Thanks for the comments, really helpful.

We did consider putting forward a flat mint of new NXM for the Foundation, just thought the 2.5% proposal might be more palatable. So this is very helpful feedback.

re costs, it’s worth noting that the burn rate also includes all additional expenses such as marketing, audit costs, legal, bug bounty, accounting, rent, IT services etc not just salaries. I actually think we’re doing a very good job on cost management.

Good perspective, thanks for sharing. Would you not agree though that having a dedicated/full time team working on the long term development of the network and sustainably funded by the success/growth of the protocol itself would achieve this sustainability? I agree this can be (and shoud be?) complemented in the short term with investors monies when and until network cannot stand on its own two feet, however those funds will run out.
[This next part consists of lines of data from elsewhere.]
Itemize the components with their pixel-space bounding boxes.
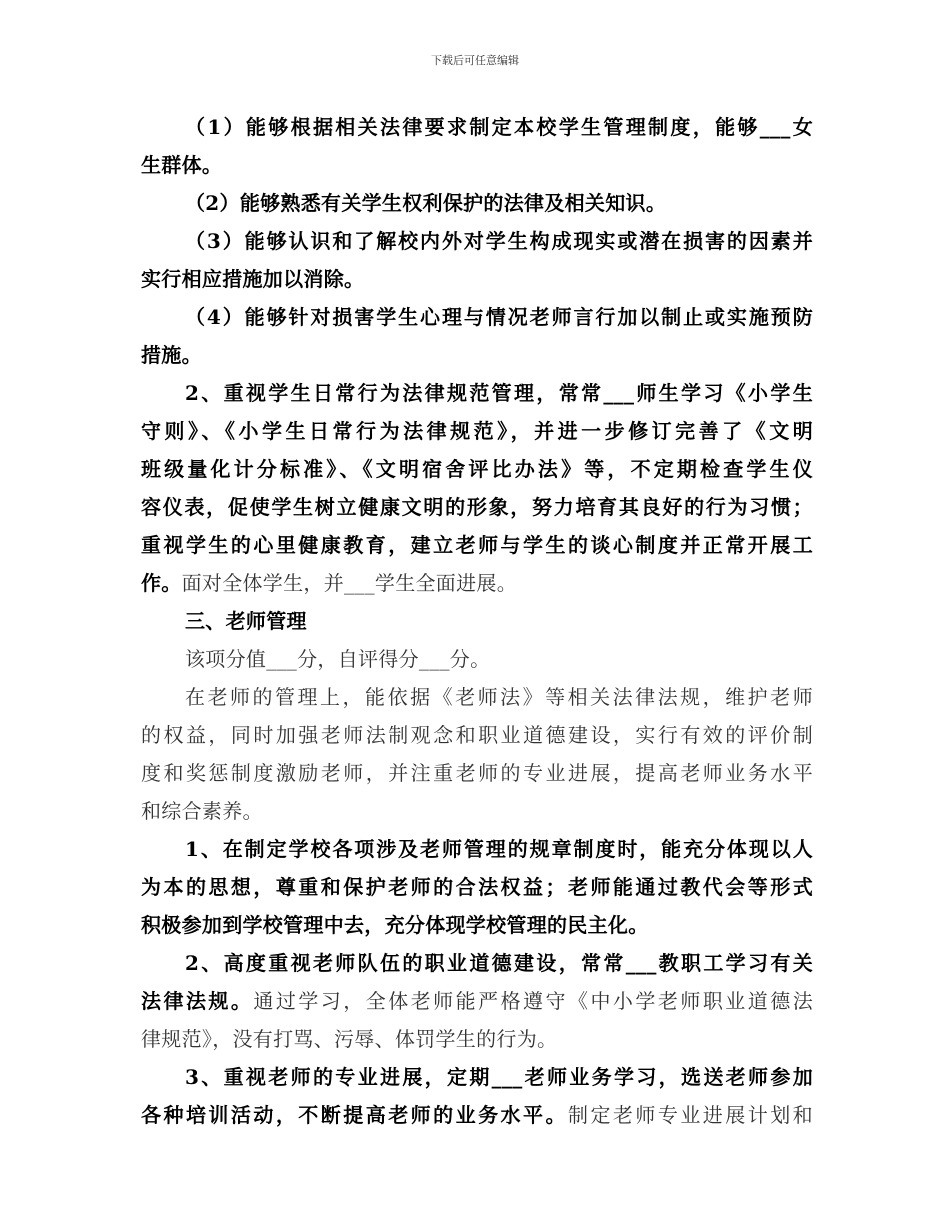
regular-text: 面对全体学生，并___学生全面进展。 (181, 571, 518, 595)
document-body (141, 108, 813, 1134)
paragraph-line (141, 982, 813, 1020)
paragraph-line: 班级量化计分标准》、《文明宿舍评比办法》等，不定期检查学生仪 (141, 457, 813, 481)
paragraph-line: 的权益，同时加强老师法制观念和职业道德建设，实行有效的评价制 (141, 723, 813, 747)
page-header: 下载后可任意编辑 (431, 54, 519, 67)
paragraph-line: 积极参加到学校管理中去，充分体现学校管理的民主化。 (141, 913, 649, 937)
regular-text: 通过学习，全体老师能严格遵守《中小学老师职业道德法 (253, 989, 814, 1013)
paragraph-line: 措施。 (141, 343, 202, 367)
bold-text: 法律法规。 (141, 989, 254, 1013)
paragraph-line: 度和奖惩制度激励老师，并注重老师的专业进展，提高老师业务水平 (141, 761, 813, 785)
paragraph-line: 该项分值___分，自评得分___分。 (185, 647, 491, 671)
paragraph-line: 2、重视学生日常行为法律规范管理，常常___师生学习《小学生 (185, 381, 813, 405)
paragraph-line: （1）能够根据相关法律要求制定本校学生管理制度，能够___女 (185, 115, 813, 139)
paragraph-line: 三、老师管理 (185, 609, 307, 633)
paragraph-line: 律规范》，没有打骂、污辱、体罚学生的行为。 (141, 1027, 558, 1051)
paragraph-line: 3、重视老师的专业进展，定期___老师业务学习，选送老师参加 (185, 1065, 813, 1089)
paragraph-line (141, 1096, 813, 1134)
paragraph-line: （3）能够认识和了解校内外对学生构成现实或潜在损害的因素并 (185, 229, 813, 253)
paragraph-line: 实行相应措施加以消除。 (141, 267, 365, 291)
paragraph-line: 重视学生的心里健康教育，建立老师与学生的谈心制度并正常开展工 (141, 533, 813, 557)
paragraph-line: 为本的思想，尊重和保护老师的合法权益；老师能通过教代会等形式 (141, 875, 813, 899)
paragraph-line: 2、高度重视老师队伍的职业道德建设，常常___教职工学习有关 (185, 951, 813, 975)
bold-text: 各种培训活动，不断提高老师的业务水平。 (141, 1103, 568, 1127)
paragraph-line: （2）能够熟悉有关学生权利保护的法律及相关知识。 (185, 191, 667, 215)
paragraph-line: 容仪表，促使学生树立健康文明的形象，努力培育其良好的行为习惯； (141, 495, 813, 519)
paragraph-line: 生群体。 (141, 153, 223, 177)
paragraph-line: 在老师的管理上，能依据《老师法》等相关法律法规，维护老师 (185, 685, 813, 709)
paragraph-line: 守则》、《小学生日常行为法律规范》，并进一步修订完善了《文明 (141, 419, 813, 443)
paragraph-line: 和综合素养。 (141, 799, 263, 823)
bold-text: 作。 (141, 571, 182, 595)
paragraph-line (141, 564, 813, 602)
paragraph-line: 1、在制定学校各项涉及老师管理的规章制度时，能充分体现以人 (185, 837, 813, 861)
paragraph-line: （4）能够针对损害学生心理与情况老师言行加以制止或实施预防 (185, 305, 813, 329)
regular-text: 制定老师专业进展计划和 (567, 1103, 813, 1127)
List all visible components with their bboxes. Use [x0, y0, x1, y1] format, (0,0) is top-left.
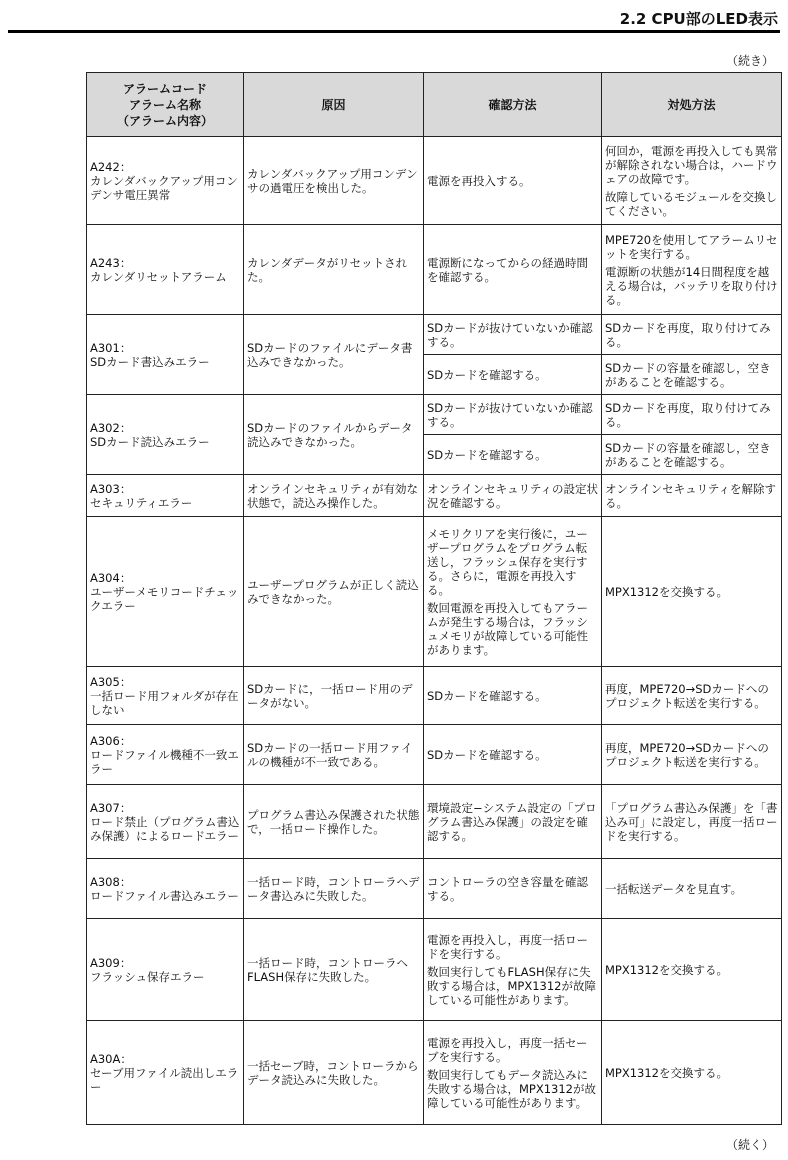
check-text: 電源を再投入し，再度一括ロードを実行する。 [427, 932, 588, 961]
action-cell [602, 315, 782, 355]
column-header-action: 対処方法 [602, 73, 782, 137]
section-title: 2.2 CPU部のLED表示 [619, 10, 778, 28]
action-text: オンラインセキュリティを解除する。 [605, 481, 777, 510]
alarm-cell [87, 315, 244, 395]
action-cell [602, 355, 782, 395]
alarm-table-body [87, 137, 782, 1125]
cause-cell: オンラインセキュリティが有効な状態で，読込み操作した。 [244, 475, 424, 517]
action-text: SDカードの容量を確認し，空きがあることを確認する。 [605, 360, 771, 389]
alarm-cell [87, 475, 244, 517]
table-row [87, 785, 782, 859]
check-text: SDカードを確認する。 [427, 747, 547, 762]
alarm-code: A301： [90, 340, 132, 355]
check-cell [424, 137, 602, 225]
cause-cell: SDカードに，一括ロード用のデータがない。 [244, 667, 424, 725]
action-text: SDカードを再度，取り付けてみる。 [605, 400, 771, 429]
action-cell [602, 517, 782, 667]
action-cell [602, 785, 782, 859]
cause-cell: カレンダバックアップ用コンデンサの過電圧を検出した。 [244, 137, 424, 225]
check-text: 電源を再投入する。 [427, 173, 531, 188]
table-row [87, 395, 782, 435]
alarm-code: A306： [90, 733, 132, 748]
alarm-code: A304： [90, 570, 132, 585]
action-cell [602, 1021, 782, 1125]
cause-cell: ユーザープログラムが正しく読込みできなかった。 [244, 517, 424, 667]
check-cell [424, 1021, 602, 1125]
alarm-cell [87, 785, 244, 859]
action-cell [602, 395, 782, 435]
check-text: 環境設定−システム設定の「プログラム書込み保護」の設定を確認する。 [427, 800, 597, 843]
alarm-cell [87, 919, 244, 1021]
alarm-name: セーブ用ファイル読出しエラー [90, 1065, 239, 1094]
check-cell [424, 667, 602, 725]
check-cell [424, 919, 602, 1021]
action-text: 「プログラム書込み保護」を「書込み可」に設定し，再度一括ロードを実行する。 [605, 800, 778, 843]
alarm-code: A243： [90, 255, 132, 270]
cause-cell: カレンダデータがリセットされた。 [244, 225, 424, 315]
action-cell [602, 725, 782, 785]
table-row [87, 859, 782, 919]
alarm-code: A308： [90, 874, 132, 889]
alarm-table [86, 72, 782, 1125]
action-text: 電源断の状態が14日間程度を越える場合は，バッテリを取り付ける。 [605, 264, 778, 307]
check-text: 数回実行してもデータ読込みに失敗する場合は，MPX1312が故障している可能性があります。 [427, 1067, 597, 1110]
action-cell [602, 137, 782, 225]
alarm-cell [87, 137, 244, 225]
table-row [87, 315, 782, 355]
alarm-code: A302： [90, 420, 132, 435]
alarm-name: SDカード書込みエラー [90, 354, 210, 369]
check-cell [424, 785, 602, 859]
action-cell [602, 859, 782, 919]
alarm-code: A30A： [90, 1051, 132, 1066]
check-text: SDカードが抜けていないか確認する。 [427, 400, 593, 429]
alarm-code: A309： [90, 955, 132, 970]
check-text: コントローラの空き容量を確認する。 [427, 874, 588, 903]
check-cell [424, 225, 602, 315]
alarm-code: A242： [90, 159, 132, 174]
alarm-code: A303： [90, 481, 132, 496]
table-row [87, 137, 782, 225]
cause-cell: SDカードのファイルにデータ書込みできなかった。 [244, 315, 424, 395]
cause-cell: 一括セーブ時，コントローラからデータ読込みに失敗した。 [244, 1021, 424, 1125]
alarm-name: 一括ロード用フォルダが存在しない [90, 688, 239, 717]
action-cell [602, 435, 782, 475]
check-text: 電源断になってからの経過時間を確認する。 [427, 255, 588, 284]
check-cell [424, 517, 602, 667]
table-row [87, 225, 782, 315]
check-cell [424, 435, 602, 475]
alarm-cell [87, 1021, 244, 1125]
table-row [87, 667, 782, 725]
action-cell [602, 667, 782, 725]
action-cell [602, 919, 782, 1021]
action-text: MPE720を使用してアラームリセットを実行する。 [605, 232, 778, 261]
cause-cell: プログラム書込み保護された状態で，一括ロード操作した。 [244, 785, 424, 859]
action-text: MPX1312を交換する。 [605, 584, 729, 599]
check-cell [424, 395, 602, 435]
action-text: MPX1312を交換する。 [605, 962, 729, 977]
action-cell [602, 225, 782, 315]
alarm-cell [87, 725, 244, 785]
alarm-name: ロード禁止（プログラム書込み保護）によるロードエラー [90, 814, 240, 843]
alarm-name: フラッシュ保存エラー [90, 969, 205, 984]
action-text: SDカードを再度，取り付けてみる。 [605, 320, 771, 349]
table-row [87, 1021, 782, 1125]
alarm-name: カレンダリセットアラーム [90, 269, 227, 284]
check-text: 電源を再投入し，再度一括セーブを実行する。 [427, 1035, 588, 1064]
continued-top-label: （続き） [725, 54, 774, 68]
check-cell [424, 315, 602, 355]
continued-bottom-label: （続く） [725, 1138, 774, 1152]
check-text: SDカードが抜けていないか確認する。 [427, 320, 593, 349]
alarm-cell [87, 517, 244, 667]
column-header-check: 確認方法 [424, 73, 602, 137]
action-text: SDカードの容量を確認し，空きがあることを確認する。 [605, 440, 771, 469]
table-row [87, 517, 782, 667]
table-row [87, 475, 782, 517]
alarm-cell [87, 859, 244, 919]
alarm-cell [87, 395, 244, 475]
alarm-name: セキュリティエラー [90, 495, 193, 510]
action-text: 一括転送データを見直す。 [605, 881, 743, 896]
cause-cell: SDカードのファイルからデータ読込みできなかった。 [244, 395, 424, 475]
action-text: 再度，MPE720→SDカードへのプロジェクト転送を実行する。 [605, 681, 769, 710]
action-cell [602, 475, 782, 517]
cause-cell: SDカードの一括ロード用ファイルの機種が不一致である。 [244, 725, 424, 785]
check-text: メモリクリアを実行後に，ユーザープログラムをプログラム転送し，フラッシュ保存を実行する。さらに，電源を再投入する。 [427, 526, 588, 597]
alarm-name: カレンダバックアップ用コンデンサ電圧異常 [90, 173, 238, 202]
check-text: SDカードを確認する。 [427, 447, 547, 462]
header-rule [8, 30, 780, 33]
alarm-code: A307： [90, 800, 132, 815]
check-text: SDカードを確認する。 [427, 688, 547, 703]
check-cell [424, 725, 602, 785]
column-header-alarm: アラームコード アラーム名称 （アラーム内容） [87, 73, 244, 137]
action-text: 何回か，電源を再投入しても異常が解除されない場合は，ハードウェアの故障です。 [605, 143, 778, 186]
alarm-name: ロードファイル機種不一致エラー [90, 747, 239, 776]
cause-cell: 一括ロード時，コントローラへFLASH保存に失敗した。 [244, 919, 424, 1021]
check-cell [424, 355, 602, 395]
check-text: オンラインセキュリティの設定状況を確認する。 [427, 481, 599, 510]
action-text: MPX1312を交換する。 [605, 1065, 729, 1080]
check-text: 数回電源を再投入してもアラームが発生する場合は，フラッシュメモリが故障している可能性があります。 [427, 600, 588, 657]
cause-cell: 一括ロード時，コントローラへデータ書込みに失敗した。 [244, 859, 424, 919]
action-text: 故障しているモジュールを交換してください。 [605, 189, 778, 218]
check-cell [424, 859, 602, 919]
alarm-cell [87, 225, 244, 315]
check-cell [424, 475, 602, 517]
alarm-name: ロードファイル書込みエラー [90, 888, 239, 903]
table-row [87, 725, 782, 785]
table-row [87, 919, 782, 1021]
action-text: 再度，MPE720→SDカードへのプロジェクト転送を実行する。 [605, 740, 769, 769]
alarm-cell [87, 667, 244, 725]
column-header-cause: 原因 [244, 73, 424, 137]
alarm-name: ユーザーメモリコードチェックエラー [90, 584, 239, 613]
alarm-name: SDカード読込みエラー [90, 434, 210, 449]
alarm-code: A305： [90, 674, 132, 689]
check-text: SDカードを確認する。 [427, 367, 547, 382]
check-text: 数回実行してもFLASH保存に失敗する場合は，MPX1312が故障している可能性があります。 [427, 964, 597, 1007]
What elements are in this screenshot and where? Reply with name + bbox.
In theory yes, but it’s been shown again and again that organisational overhead is slowly being introduced which always leads to higher costs and continuous upward adjustments of the previously agreed upon fees. We are losing incentive alignment that way imo.

Correct, the question is when these funds will run out. If Nexus Mutual develops a protocol that meets a lot of demand and that is reflected in rising NXM token prices, the minted tokens will last for longer and longer periods. If on the other hand there is no demand for Nexus Mutual and NXM price stalls we should probably stop subsidising it.

2 Likes

Thanks for your response @HeyChristopher .

Would you not say that what you are suggesting creates an incentive to overly focus on price appreciation rather (or more) than adoption? The two should go hand in had of course, if the token economics are optimally designed, but without a sustainable funding mechanism members might be forced to take short term decisions purely to increase price that might not be optimal for longer term adoption.

Instead, a sustainable funding mechanism may take some pressure off the short term price, providing some resources to build the foundations of wider adoption (complemented by one-off top ups by investors). Ethereum was relatively very ‘lucky’ to have 1000x price appreciation in the short term, but can other projects rely on similar dynamics for long term funding?

Trying to summarise the discussion here and aiming to put a signalling vote in the Discord for the following 3 options. Any feedback on the details in the table before doing so?

@HeyChristopher @lautumsuxen

Thanks @Hugh. The ticks and crosses are a bit confusing I find. I would just use some descriptive language like ‘high’ or ‘low’ instead. In the funding category I would perhaps quantify in $ terms as well (assuming constant NXM price). Repetition on ‘longer term’ in the bottom right cell.

Also would add a note that option 3 relies on investors appetitite, while 1 and 2 obviously don’t.

Thanks, will adjust.

Also would add a note that option 3 relies on investors appetitite, while 1 and 2 obviously don’t.

2 does. The sell spread would be distributed in NXM terms.

Thanks. That’s not what I meant. I mean that in option 3 you will need to mint AND sell tokens to investors (if I understood the option correctly). So it relies on investors to buy them, which is another assumption (who knows if they will?). While option 2 is purely redirecting the burn to the Foundation.

EDIT: I realize I may have misunderstood option 3. You would simply mint tokens and those would be sellable by the Foundation to the bonding curve. My bad.

Just to clarify, both 2 and 3 grant additional NXM to the Foundation.

2 because the burned NXM from the sell spread is redirected, 3 because new NXM is minted.

In both situations the NXM can then either be:
a) sold to others; or
b) burnt for ETH on the bonding curve

The choice would be at the discretion of the Foundation.

1 Like

Yes, that’s a great way of framing it. Option 2 is gradual dilution vs option 3 being upfront dilution, but other than that they are both very similar conceptually. I would be interested in @HeyChristopher’s views of option 2 if framed under this light.